In qualche maniera quel giorno ho trovato un poco di senso alla morte di Marco. Mi ha colpito, e consolato molto, la frase che mi disse il sindaco di Mostar est: “Il giorno dopo in cui suo marito venne ucciso, abbiamo smesso di essere bombardati. Perché l’attenzione del mondo era concentrata su Mostar est e quindi per noi è stata una cosa incredibile”.

Secondo lei, oggi Marco come racconterebbe i Balcani?
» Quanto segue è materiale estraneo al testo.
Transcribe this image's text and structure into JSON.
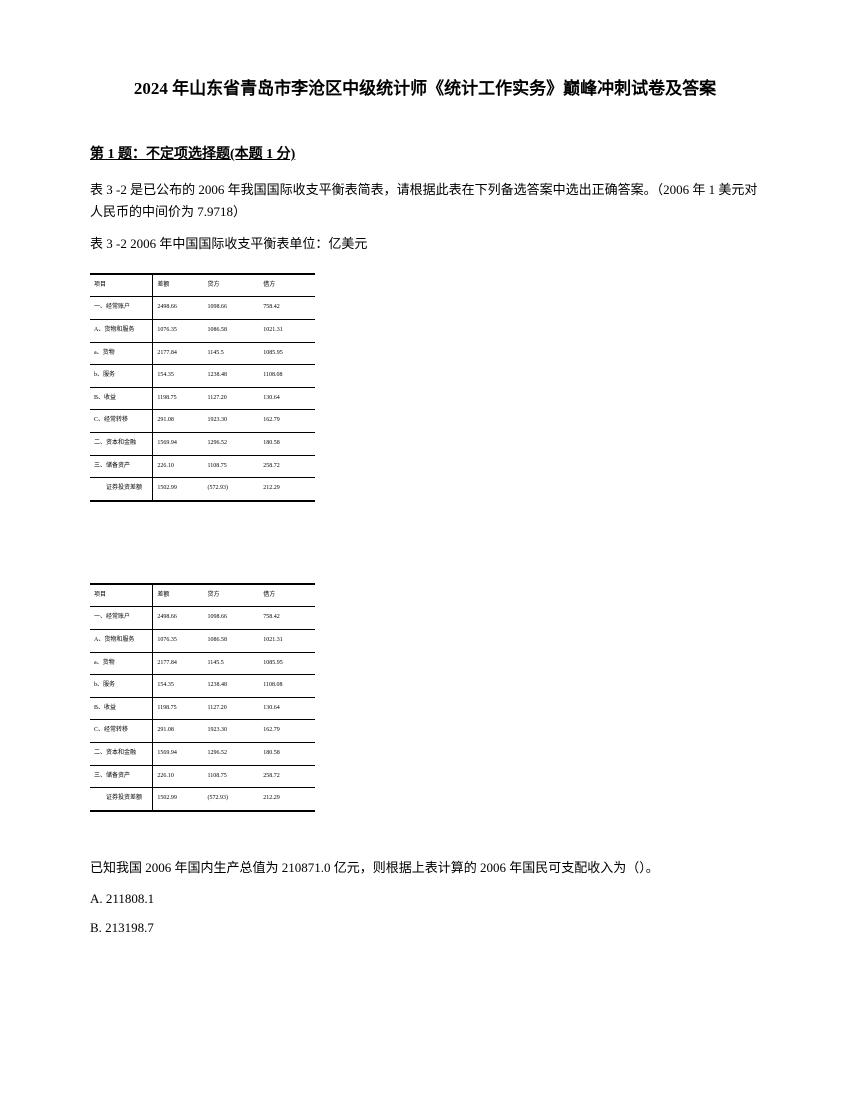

Marco provava una grande curiosità verso i Balcani, sicuramente anche per le sue origini familiari dalmate. Ma soprattutto perché aveva un grande desiderio di conoscere e capire cosa stava succedendo oltre Adriatico. Credo che avrebbe mantenuto questa curiosità, perché quei luoghi li sentiva un po’ anche suoi ma soprattutto perché era nella sua personalità, nel suo carattere, non fermarsi al primo sguardo. Era una persona curiosa, viva, che andava a fondo delle situazioni. Quindi penso non si accontenterebbe di scrivere cose superficiali, continuerebbe a “guardare oltre”.